The raw 2020 Census file counted 111 people with the surname Gromadzki. That is different from the site's living-bearer estimate (127), which projects the surname's present-day count by applying the Census frequency rate to the current U.S. population.
It is the Census Bureau's normalized frequency measure. A rate of 0.04 per 100,000 means that if you picked a random group of 100,000 U.S. residents, you would expect about 0 of them to have the surname Gromadzki.
Between 2010 and 2020, the surname Gromadzki went from 127 recorded bearers to 111. That is a decrease of 16 (-12.6%). In the national ranking it fell from #133,048 to #148,665.
Among Census respondents with the surname Gromadzki, the largest self-reported group is White at 100.0%. These figures come from the 2020 Census Bureau surname tables, based on how respondents described their own race and ethnicity.
White is the largest self-reported group for the surname Gromadzki in the 2020 Census, accounting for 100.0% (111 people in the source table).
Gromadzki appears across multiple self-reported groups in the Census data. The largest shares in the 2020 file are White (100.0%). For 2020, the source file also published raw headcounts for each group, which is why this page can show both percentages and counts in the ancestry section.
Yes. This page is using the latest surname file currently loaded on Name Census, which is 2020. The historical section above also keeps any older Census surname entries we have for Gromadzki (2010, 2020).

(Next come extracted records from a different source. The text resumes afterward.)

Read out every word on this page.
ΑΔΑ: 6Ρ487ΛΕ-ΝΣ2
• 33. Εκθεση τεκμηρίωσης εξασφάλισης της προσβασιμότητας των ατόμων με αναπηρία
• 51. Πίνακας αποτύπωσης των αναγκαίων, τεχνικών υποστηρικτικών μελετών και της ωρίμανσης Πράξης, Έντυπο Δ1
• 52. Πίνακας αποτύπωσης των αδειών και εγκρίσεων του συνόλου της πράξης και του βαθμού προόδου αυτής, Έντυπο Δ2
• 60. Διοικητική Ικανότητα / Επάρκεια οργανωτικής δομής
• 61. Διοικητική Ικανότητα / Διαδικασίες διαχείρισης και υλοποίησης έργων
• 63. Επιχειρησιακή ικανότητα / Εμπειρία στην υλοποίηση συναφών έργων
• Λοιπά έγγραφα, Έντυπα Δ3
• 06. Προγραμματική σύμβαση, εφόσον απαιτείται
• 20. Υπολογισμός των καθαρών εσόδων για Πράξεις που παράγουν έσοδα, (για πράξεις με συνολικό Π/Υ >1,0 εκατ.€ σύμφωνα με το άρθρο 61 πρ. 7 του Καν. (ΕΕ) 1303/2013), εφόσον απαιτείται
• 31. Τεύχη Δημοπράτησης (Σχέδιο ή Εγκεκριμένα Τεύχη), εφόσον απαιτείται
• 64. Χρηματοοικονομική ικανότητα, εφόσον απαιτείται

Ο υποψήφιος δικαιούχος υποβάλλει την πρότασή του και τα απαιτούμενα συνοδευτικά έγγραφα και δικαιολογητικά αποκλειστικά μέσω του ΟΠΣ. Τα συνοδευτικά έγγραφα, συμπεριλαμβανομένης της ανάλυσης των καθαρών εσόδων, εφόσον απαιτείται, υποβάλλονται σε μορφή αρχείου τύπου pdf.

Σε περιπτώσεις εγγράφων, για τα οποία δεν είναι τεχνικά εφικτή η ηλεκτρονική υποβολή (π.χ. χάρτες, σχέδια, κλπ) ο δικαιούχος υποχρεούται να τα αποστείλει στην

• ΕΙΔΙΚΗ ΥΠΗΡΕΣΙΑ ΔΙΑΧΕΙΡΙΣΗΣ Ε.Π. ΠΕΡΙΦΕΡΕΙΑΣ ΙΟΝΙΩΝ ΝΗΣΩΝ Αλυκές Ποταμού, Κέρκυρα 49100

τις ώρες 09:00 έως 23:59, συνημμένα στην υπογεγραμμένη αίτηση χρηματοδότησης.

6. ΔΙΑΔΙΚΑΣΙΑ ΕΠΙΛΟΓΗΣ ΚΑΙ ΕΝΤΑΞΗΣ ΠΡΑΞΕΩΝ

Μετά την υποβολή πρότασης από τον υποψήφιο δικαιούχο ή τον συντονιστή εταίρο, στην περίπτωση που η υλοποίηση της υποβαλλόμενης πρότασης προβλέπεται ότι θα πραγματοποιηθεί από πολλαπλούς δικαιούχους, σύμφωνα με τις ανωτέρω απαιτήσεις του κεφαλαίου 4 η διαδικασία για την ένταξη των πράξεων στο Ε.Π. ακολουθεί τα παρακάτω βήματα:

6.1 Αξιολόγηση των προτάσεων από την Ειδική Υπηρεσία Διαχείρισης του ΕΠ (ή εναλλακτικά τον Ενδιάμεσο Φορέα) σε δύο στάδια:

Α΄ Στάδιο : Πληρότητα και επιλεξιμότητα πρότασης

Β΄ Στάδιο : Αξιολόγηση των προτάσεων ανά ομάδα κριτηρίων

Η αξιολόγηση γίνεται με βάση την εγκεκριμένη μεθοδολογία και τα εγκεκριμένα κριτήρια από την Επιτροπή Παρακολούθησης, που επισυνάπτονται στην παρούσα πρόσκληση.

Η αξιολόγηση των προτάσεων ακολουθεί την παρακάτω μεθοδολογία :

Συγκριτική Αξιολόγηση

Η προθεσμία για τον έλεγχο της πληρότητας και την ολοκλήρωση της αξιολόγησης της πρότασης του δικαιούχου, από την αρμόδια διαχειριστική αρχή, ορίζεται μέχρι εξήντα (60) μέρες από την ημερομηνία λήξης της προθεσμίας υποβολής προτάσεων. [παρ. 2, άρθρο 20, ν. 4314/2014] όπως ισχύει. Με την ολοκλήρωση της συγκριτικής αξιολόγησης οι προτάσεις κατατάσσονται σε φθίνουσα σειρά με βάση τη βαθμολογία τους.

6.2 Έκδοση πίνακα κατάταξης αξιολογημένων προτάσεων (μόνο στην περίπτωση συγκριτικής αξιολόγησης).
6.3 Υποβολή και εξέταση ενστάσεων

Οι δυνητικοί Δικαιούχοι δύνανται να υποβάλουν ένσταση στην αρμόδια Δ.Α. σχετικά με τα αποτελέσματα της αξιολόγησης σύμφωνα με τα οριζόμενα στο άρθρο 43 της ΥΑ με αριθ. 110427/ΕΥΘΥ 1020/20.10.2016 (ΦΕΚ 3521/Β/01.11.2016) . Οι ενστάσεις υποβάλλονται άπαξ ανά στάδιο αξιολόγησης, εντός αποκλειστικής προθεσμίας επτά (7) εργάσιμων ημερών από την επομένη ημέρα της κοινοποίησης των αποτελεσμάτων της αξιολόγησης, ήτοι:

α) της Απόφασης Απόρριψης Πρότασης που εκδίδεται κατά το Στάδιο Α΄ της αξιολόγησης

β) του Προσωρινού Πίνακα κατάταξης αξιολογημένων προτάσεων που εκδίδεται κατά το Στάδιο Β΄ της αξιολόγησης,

No. The Census Bureau only publishes surnames that appeared at least 100 times in a given decennial Census. That means very rare surnames are excluded entirely, and a surname can appear in one Census release but disappear from a later one if it falls below the reporting threshold.
There are two main reasons: rounding and suppression. The Census Bureau rounds published values, and it may suppress very small cells to protect privacy. For 2020, the Bureau also published raw group counts rather than direct percentages, so Name Census converts those counts back into shares for comparability across census years.
A Polish surname derived from "gromada" meaning a group or community. The fuller origin note on this page goes into more detail.
All surname statistics on Name Census are drawn from the US Census Bureau's decennial surname frequency tables. These files list every surname that appeared 100 or more times in the 2020 Census, along with a count, a per-100,000 rate, and a self-reported demographic breakdown. You can read the full explanation on our methodology page.
For surnames, Name Census does not age cohorts the way it does for first names. Instead, it takes the Census Bureau's published frequency for Gromadzki (0.04 per 100,000) and applies that rate to the current U.S. resident population to estimate how many living Americans have the surname today.
For a faster, more casual read, check HowManyOfMe.org — our sister site built around that single question.